Most people remember the careers they imagined they might someday have, and I am no exception. My career dreams have been the following: blacksmith → psychologist → event planner. Surprised that I once dreamed of becoming a blacksmith? Read this post, and it will all make sense.
For many years, I wanted to be a blacksmith or, more specifically, someone who trims horses’ hooves. I was enthralled by the process when the blacksmith came to work on my horse’s feet, and it made me want to do the same thing when I grew up. It turns out that I was merely drawn to the career of someone I looked up to because that dream faded as the years went on.
Following this, I entered a stage of uncertainty. I was in college by this point and didn’t know what I wanted to major in, let alone do for a career after graduation. I toyed with the idea of business, Spanish, and professional writing, but none of those options seemed to stick. (Especially the Spanish since my academic advisor acted like I had been sent from space to destroy the Spanish language single-handedly). Those purposeless feelings lasted for quite some time before I finally landed on psychology.
A friend suggested I look into it as a potential major, and I was soon captivated by the idea of being able to use my naturally over-analytical mind to help other people. I soon declared psychology as my major, and with every course I took, I fell more in love with the field of behavioral science. I saw this as a confirmation that I was meant to be in this area for life, but that didn’t turn out to be the case.

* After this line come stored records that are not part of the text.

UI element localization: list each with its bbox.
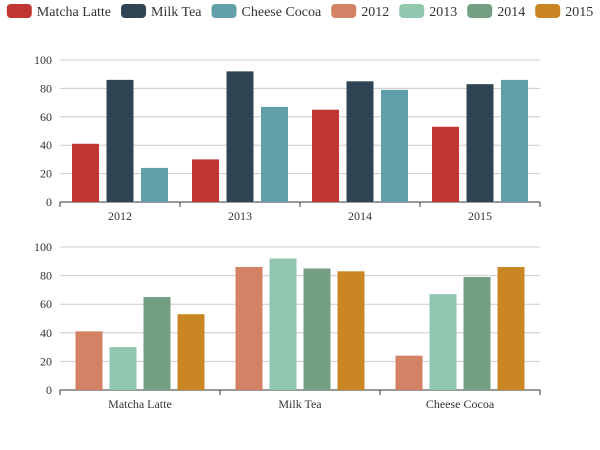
y-tick-label: 60 (40, 297, 52, 311)
legend-swatch (535, 4, 561, 18)
bar-cheese-cocoa-2014[interactable] (381, 89, 408, 202)
legend-swatch (211, 4, 237, 18)
y-tick-label: 60 (40, 110, 52, 124)
legend-label: Cheese Cocoa (242, 5, 322, 20)
y-tick-label: 40 (40, 138, 52, 152)
bar-2012-milk-tea[interactable] (235, 267, 263, 390)
legend-swatch (467, 4, 493, 18)
bar-2013-matcha-latte[interactable] (109, 347, 137, 390)
y-tick-label: 0 (46, 195, 52, 209)
bar-2015-cheese-cocoa[interactable] (497, 267, 525, 390)
x-tick-label: 2015 (468, 209, 492, 223)
bar-cheese-cocoa-2013[interactable] (261, 106, 288, 202)
y-tick-label: 20 (40, 167, 52, 181)
bar-2012-cheese-cocoa[interactable] (395, 355, 423, 390)
y-tick-label: 20 (40, 354, 52, 368)
y-tick-label: 40 (40, 326, 52, 340)
y-tick-label: 80 (40, 81, 52, 95)
bar-cheese-cocoa-2015[interactable] (501, 79, 528, 202)
legend-swatch (331, 4, 357, 18)
legend-label: 2015 (565, 5, 593, 20)
legend-label: 2013 (429, 5, 457, 20)
bar-2015-milk-tea[interactable] (337, 271, 365, 390)
legend-item-2014[interactable]: 2014 (467, 4, 525, 20)
bar-2015-matcha-latte[interactable] (177, 314, 205, 390)
bar-cheese-cocoa-2012[interactable] (141, 167, 168, 202)
x-tick-label: Matcha Latte (108, 397, 172, 411)
legend-swatch (6, 4, 32, 18)
bar-matcha-latte-2012[interactable] (72, 143, 99, 202)
bar-2014-cheese-cocoa[interactable] (463, 277, 491, 390)
bar-milk-tea-2013[interactable] (226, 71, 254, 202)
legend-swatch (121, 4, 147, 18)
legend-label: 2012 (361, 5, 389, 20)
bar-2012-matcha-latte[interactable] (75, 331, 103, 390)
legend-item-2013[interactable]: 2013 (399, 4, 457, 20)
y-tick-label: 0 (46, 383, 52, 397)
y-tick-label: 100 (34, 53, 52, 67)
y-tick-label: 80 (40, 269, 52, 283)
bar-milk-tea-2015[interactable] (466, 84, 494, 202)
x-tick-label: 2012 (108, 209, 132, 223)
bar-2014-milk-tea[interactable] (303, 268, 331, 390)
legend-item-cheese-cocoa[interactable]: Cheese Cocoa (211, 4, 322, 20)
y-tick-label: 100 (34, 240, 52, 254)
legend[interactable]: Matcha Latte Milk Tea Cheese Cocoa 2012 2013… (6, 4, 593, 20)
bottom-bar-chart: 0 20 40 60 80 100 Matcha Latte Milk Tea Cheese C… (34, 240, 541, 411)
legend-item-2012[interactable]: 2012 (331, 4, 389, 20)
bar-2014-matcha-latte[interactable] (143, 297, 171, 390)
x-tick-label: Milk Tea (278, 397, 322, 411)
bar-2013-milk-tea[interactable] (269, 258, 297, 390)
legend-label: Milk Tea (151, 5, 202, 20)
legend-swatch (399, 4, 425, 18)
bar-milk-tea-2014[interactable] (346, 81, 374, 202)
legend-label: 2014 (497, 5, 525, 20)
legend-item-2015[interactable]: 2015 (535, 4, 593, 20)
bar-2013-cheese-cocoa[interactable] (429, 294, 457, 390)
top-bar-chart: 0 20 40 60 80 100 2012 2013 2014 2015 (34, 53, 541, 223)
x-tick-label: 2013 (228, 209, 252, 223)
bar-matcha-latte-2014[interactable] (312, 109, 339, 202)
legend-label: Matcha Latte (37, 5, 111, 20)
x-tick-label: 2014 (348, 209, 372, 223)
bar-milk-tea-2012[interactable] (106, 79, 134, 202)
legend-item-milk-tea[interactable]: Milk Tea (121, 4, 202, 20)
x-tick-label: Cheese Cocoa (426, 397, 495, 411)
legend-item-matcha-latte[interactable]: Matcha Latte (6, 4, 111, 20)
bar-matcha-latte-2013[interactable] (192, 159, 219, 202)
bar-matcha-latte-2015[interactable] (432, 126, 459, 202)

I won’t go into all the gory details, but long story short, I wasn’t able to land a graduate assistantship to help me pay my way through a master’s degree. I was initially devastated, but I soon realized that being a psychologist was not meant to be. (There’s a much longer explanation in this post).

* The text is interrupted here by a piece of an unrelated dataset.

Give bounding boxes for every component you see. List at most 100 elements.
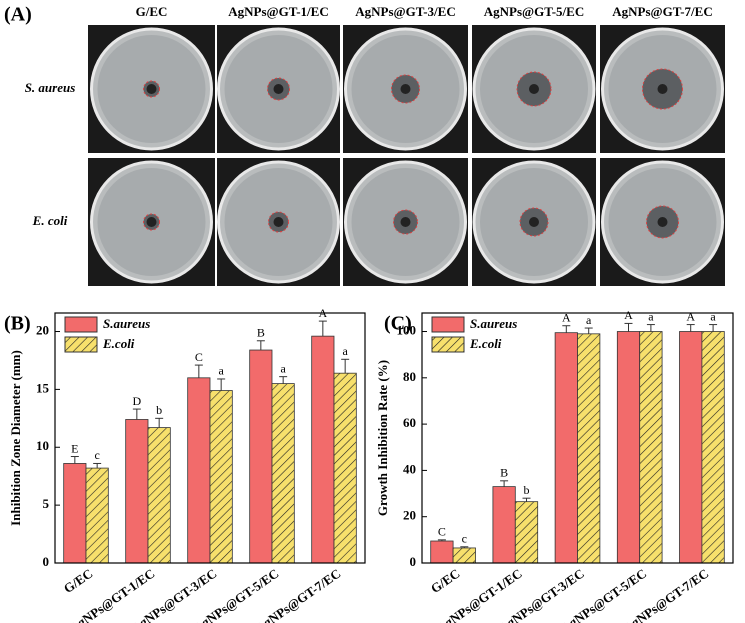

After this unexpected change in plans, I had to take a step back to evaluate what I wanted to do with my life. Turns out, I didn’t have to look any further than my current job as an event planner. Once I knew that being a psychologist was out of the picture, I began to notice everything I enjoyed about my job planning events.
I love being able to take an idea, break it into a thousand tiny details, and then assemble them into the actual event. I have also been surprised to find that I put my years of psychology study to use by thinking through ways to craft the best experience for each attendee. And honestly, I love that I can be the person with a headset and clipboard telling people what to do.
So there you have it, my dreams versus reality. I find it fascinating to reflect on what I once envisioned for myself since I ended up somewhere far different than I’d ever planned. People often sense this because they’ll ask me if I will stick with event planning. I never know how best to respond since my past has taught me that our ambitions and goals can change unexpectedly.
So I’ll say this: event planning is the perfect job at this stage in my life. Will that change? Possibly, but that is alright with me since I know that some of my best moments are those that are entirely unplanned.